Abstract: The point location problem is a classical problem in discrete and computational geometry. Given a known partition of R^d by n hyperplanes into cells, and an unknown point, find as efficiently as possible the cell in which the point lies. Access to the unknown point is done indirectly, via linear queries with respect to hyperplanes.

This problem is equivalent to another well-studied problem, this time in machine learning: active learning of linear classifiers. Here, there are n known points in R^d, which are labeled by an unknown hyperplane. The goal is to as efficiently as possible find the labeling of all n points. Similarly here, access to the unknown hyperplane is done indirectly, in the form of label queries.

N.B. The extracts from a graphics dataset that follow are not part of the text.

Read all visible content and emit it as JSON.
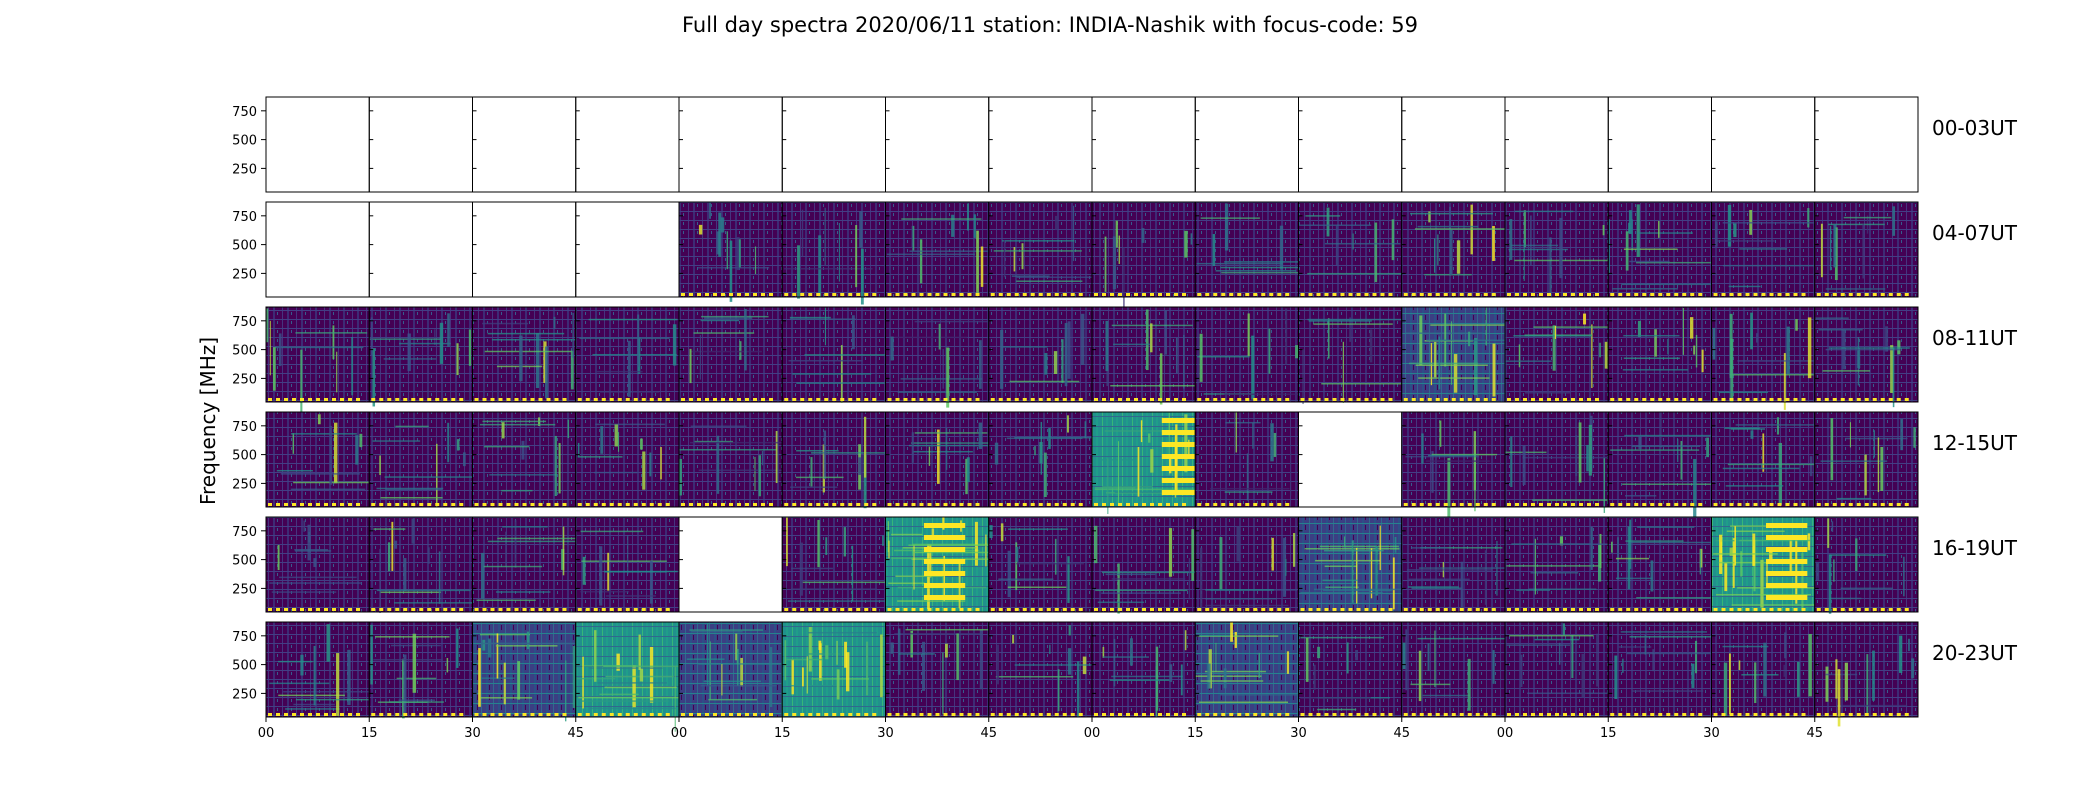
{
  "chart_data": {
    "type": "heatmap",
    "title": "Full day spectra 2020/06/11 station: INDIA-Nashik with focus-code: 59",
    "xlabel": "",
    "ylabel": "Frequency [MHz]",
    "yticks": [
      "250",
      "500",
      "750"
    ],
    "ytick_values": [
      250,
      500,
      750
    ],
    "ylim": [
      45,
      870
    ],
    "xticks": [
      "00",
      "15",
      "30",
      "45",
      "00",
      "15",
      "30",
      "45",
      "00",
      "15",
      "30",
      "45",
      "00",
      "15",
      "30",
      "45"
    ],
    "colormap": {
      "low": "#440154",
      "mid1": "#3b528b",
      "mid2": "#21918c",
      "mid3": "#5ec962",
      "high": "#fde725"
    },
    "rows": [
      {
        "label": "00-03UT",
        "panels": [
          0,
          0,
          0,
          0,
          0,
          0,
          0,
          0,
          0,
          0,
          0,
          0,
          0,
          0,
          0,
          0
        ]
      },
      {
        "label": "04-07UT",
        "panels": [
          0,
          0,
          0,
          0,
          1,
          1,
          1,
          1,
          1,
          1,
          1,
          1,
          1,
          1,
          1,
          1
        ]
      },
      {
        "label": "08-11UT",
        "panels": [
          1,
          1,
          1,
          1,
          1,
          1,
          1,
          1,
          1,
          1,
          1,
          1,
          1,
          1,
          1,
          1
        ]
      },
      {
        "label": "12-15UT",
        "panels": [
          1,
          1,
          1,
          1,
          1,
          1,
          1,
          1,
          1,
          1,
          0,
          1,
          1,
          1,
          1,
          1
        ]
      },
      {
        "label": "16-19UT",
        "panels": [
          1,
          1,
          1,
          1,
          0,
          1,
          1,
          1,
          1,
          1,
          1,
          1,
          1,
          1,
          1,
          1
        ]
      },
      {
        "label": "20-23UT",
        "panels": [
          1,
          1,
          1,
          1,
          1,
          1,
          1,
          1,
          1,
          1,
          1,
          1,
          1,
          1,
          1,
          1
        ]
      }
    ],
    "intensity": [
      [
        0,
        0,
        0,
        0,
        0,
        0,
        0,
        0,
        0,
        0,
        0,
        0,
        0,
        0,
        0,
        0
      ],
      [
        0,
        0,
        0,
        0,
        0.18,
        0.12,
        0.2,
        0.15,
        0.08,
        0.12,
        0.12,
        0.22,
        0.2,
        0.25,
        0.14,
        0.14
      ],
      [
        0.14,
        0.2,
        0.22,
        0.1,
        0.1,
        0.1,
        0.1,
        0.12,
        0.2,
        0.12,
        0.12,
        0.45,
        0.25,
        0.18,
        0.22,
        0.22
      ],
      [
        0.2,
        0.18,
        0.2,
        0.18,
        0.18,
        0.2,
        0.2,
        0.15,
        0.6,
        0.12,
        0,
        0.15,
        0.18,
        0.18,
        0.2,
        0.18
      ],
      [
        0.15,
        0.22,
        0.18,
        0.18,
        0,
        0.2,
        0.7,
        0.18,
        0.2,
        0.18,
        0.45,
        0.18,
        0.2,
        0.25,
        0.75,
        0.15
      ],
      [
        0.22,
        0.25,
        0.35,
        0.55,
        0.35,
        0.5,
        0.2,
        0.15,
        0.18,
        0.35,
        0.12,
        0.15,
        0.15,
        0.2,
        0.18,
        0.2
      ]
    ]
  }
}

For both problems, there is a simple information-theoretic lower bound of Omega(d log n) on the number of queries needed. Despite 40 years of work, the best known upper bounds had a polynomial dependence on the dimension d. In this work, we achieve for the first time a near-linear dependence on the dimension. The proof combines tools from geometry, analysis and machine learning.

Joint work with Max Hopkins, Daniel Kane and Gaurav Mahajan.

Paper will appear in FOCS 2020
Arxiv: https://arxiv.org/abs/2004.11380

Bio: Shachar Lovett has a broad interest in theoretical computer science and mathematics. In particular, he is interested in computational complexity, randomness and pseudorandomness, algebraic constructions, coding theory, discrete mathematics and additive  combinatorics. Lovett is currently an assistant professor at UC San Diego. Before that, he was a postdoc at the Institute of Advanced Study with Avi Wigderson, and a PhD student at the Weizmann Institute, where he was advised by Omer Reingold and Ran Raz.